He smote his breast.

"Do you wish to put it in the window?"

"Yes, seh."

"For sale?"

M. Raoul Innerarity hesitated a moment before replying:

"'Sieur Frowenfel', I think it is a foolishness to be too proud, eh? I want you to say, 'My frien', 'Sieur Innerarity, never care to sell anything; 'tis for egs-hibby-shun'; mais--when somebody look at it, so," the artist cast upon his work a look of languishing covetousness, "'you say, foudre tonnerre! what de dev'!--I take dat ris-pon-sibble-ty--you can have her for two hun'red fifty dollah!' Better not be too proud, eh, 'Sieur Frowenfel'?"

"No, sir," said Joseph, proceeding to place it in the window, his new friend following him about spanielwise; "but you had better let me say plainly that it is for sale."
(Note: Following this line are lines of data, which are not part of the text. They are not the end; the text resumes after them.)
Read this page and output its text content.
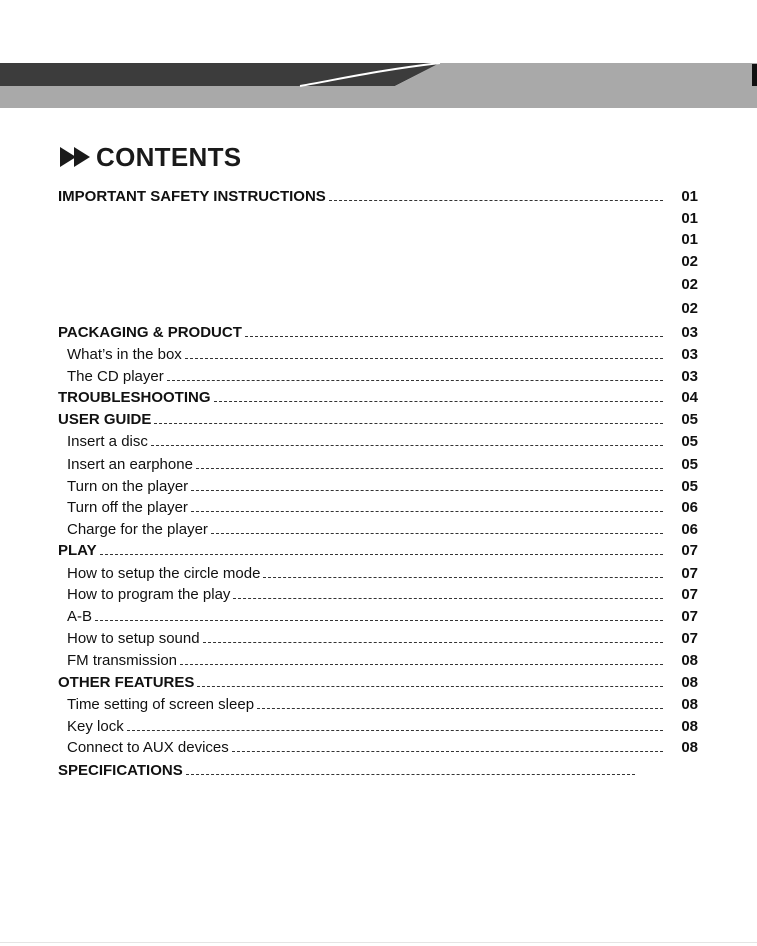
CONTENTS
IMPORTANT SAFETY INSTRUCTIONS	01
01
01
02
02
02
PACKAGING & PRODUCT	03
What’s in the box	03
The CD player	03
TROUBLESHOOTING	04
USER GUIDE	05
Insert a disc	05
Insert an earphone	05
Turn on the player	05
Turn off the player	06
Charge for the player	06
PLAY	07
How to setup the circle mode	07
How to program the play	07
A-B	07
How to setup sound	07
FM transmission	08
OTHER FEATURES	08
Time setting of screen sleep	08
Key lock	08
Connect to AUX devices	08
SPECIFICATIONS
"Oh--I don't care--mais--my rillation' will never forgive me! Mais--go-ahead-I-don't-care! 'T is for sale."

"'Sieur Frowenfel'," he resumed, as they came away from the window, "one week ago"--he held up one finger--"what I was doing? Makin' bill of ladin', my faith!--for my cousin Honoré! an' now, I ham a hartis'! So soon I foun' dat, I say, 'Cousin Honoré,'"--the eloquent speaker lifted his foot and administered to the empty air a soft, polite kick--"I never goin' to do anoder lick o' work so long I live; adieu!"

He lifted a kiss from his lips and wafted it in the direction of his cousin's office.